Technically no. But he may be a descendant of Reed Richards. Or Dr. Doom. That’s where he gets the time portal from. Apparently.
This is probably not how they’re introducing the Fantastic Four to the MCU. It would be very weird to, say, flash back to Howard Stark and Nathaniel Richards going on a SHIELD mission in the ‘50s that had them cross paths with the Time Stone, have Howard believe Nathaniel was lost in action when Richards merely created an offshoot timeline that included the Fantastic Four and mutants, only to have an immortal Nathaniel, embittered by countless lifetimes of loss and hollow conquering, travel back to find a way to remerge the timelines so his past self could have a happy life.
It would be particularly ridiculous for that to happen in a future Marvel show like Loki. Anyway, let’s get back on subject.
What Does Nexus Mean?
The commercial in episode 7 featured an anti-depressant called Nexus, a pointed reference to one of Wanda’s roles in the greater Marvel Comics cosmogony. Wanda is a Nexus Being, an entity with tremendous power over the path of reality, who can alter futures even after they’ve set, create branching timelines, and possibly prevent powerful, important beings in the future from being born. And they typically have exceedingly powerful children – kids who, when fully mature, can rival universal constants like Eternity, the Living Tribunal, Chaos, Order, or Death.
In the comics, Wanda was a threat both to the Time Keepers, who wanted nothing more than to ensure their own existence would come to pass, and Immortus, who wanted to also ensure his own timeline would come to pass and ALSO screw those fish faced Time Keepers out of their jobs. To do this, he decided the best path would be to be a real dick to Wanda.
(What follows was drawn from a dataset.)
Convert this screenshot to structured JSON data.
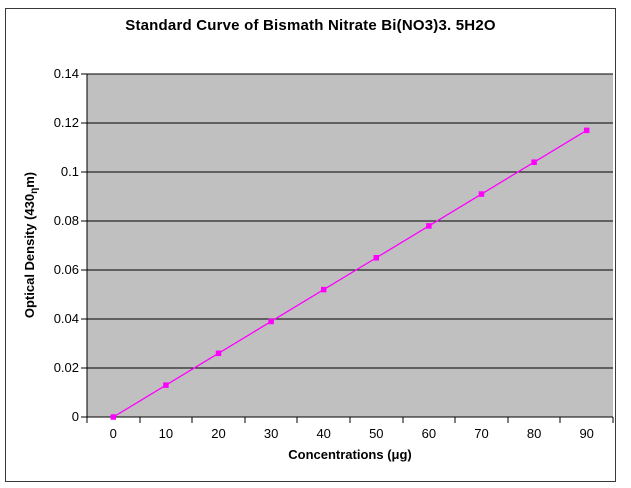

First, he tricked Wanda and Vision into falling in love, thinking nobody could make a baby with a synthezoid. Then he screwed around with Vision’s body and timeline, making him inhabit the body of the original Human Torch, then not inhabit that body, then do both at the same time. Then he just up and drove Wanda insane, infusing her with additional power to amp her nexus abilities, letting her manipulate the timestream at a whim.
Which leads us to…
MCU Phase 5: Avengers Forever
Here is a sampling of things we know or can reasonably ascertain about the future of the MCU.
- Time travel is probably going to be the thrust of Loki. We see the Time Variance Authority in the trailer, along with a brief flash of statues that look like the Time Keepers.
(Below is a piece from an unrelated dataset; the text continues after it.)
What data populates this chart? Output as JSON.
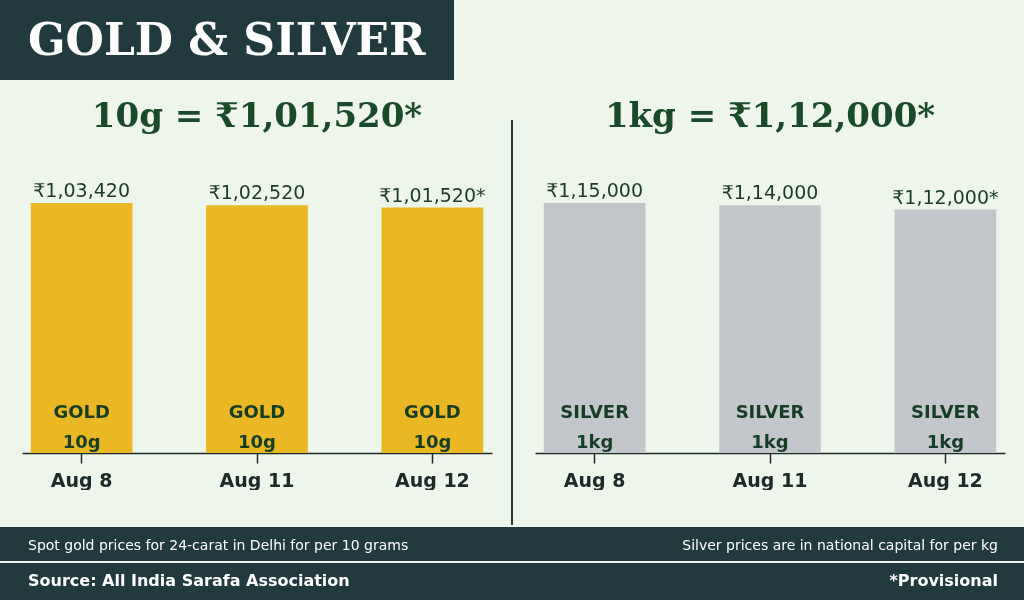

- A lot of the MCU TV shows seem to be pointing towards Young Avengers. Kate Bishop is in Hawkeye, Billy and Tommy are in WandaVision, and while it’s not a TV show, Cassie is in Ant-Man 3.
- Also in Ant-Man 3 is Kang the Conqueror himself. He fits the Young Avengers theory – the youngest version of Rama Tut/Kang/Scarlet Centurion/Immortus was Iron Lad, the mysterious Iron Man analogue from the teen hero group.
The Young Avengers theory feels like a slam dunk. It would be the least surprising thing in the world to have Patriot (Eli Bradley, the grandson of Isaiah Bradley, a recipient of an experimental super soldier serum in a dark, Tuskegee Experiment-style follow up to the original super soldier program) show up in The Falcon and The Winter Soldier, and there’s no way Marvel would spend that much energy laying the groundwork for a new generation of Avengers and not have it pay off. However, if you squint hard enough, you can see a second path being cut by these shows.
Avengers Forever is a 1998 miniseries by Kurt Busiek and Carlos Pacheco that is widely beloved for its distillation of decades of Marvel continuity into one epic story. It has Kang and the Kree Supreme Intelligence gathering a team of Avengers from disparate points in the timeline – Yellowjacket from the early days of the Avengers; Hawkeye from just after the Kree-Skrull War; a disillusioned Captain America from a low point in the medium past; present day Wasp and Giant Man; and Songbird and Captain Marvel from a future Avengers team – to battle Immortus and the Time Keepers for the life of Rick Jones.
All the elements are there, from the time travel nonsense to the easy opportunity to get the whole gang back together. The key is Immortus, and he could be revealed soon in WandaVision.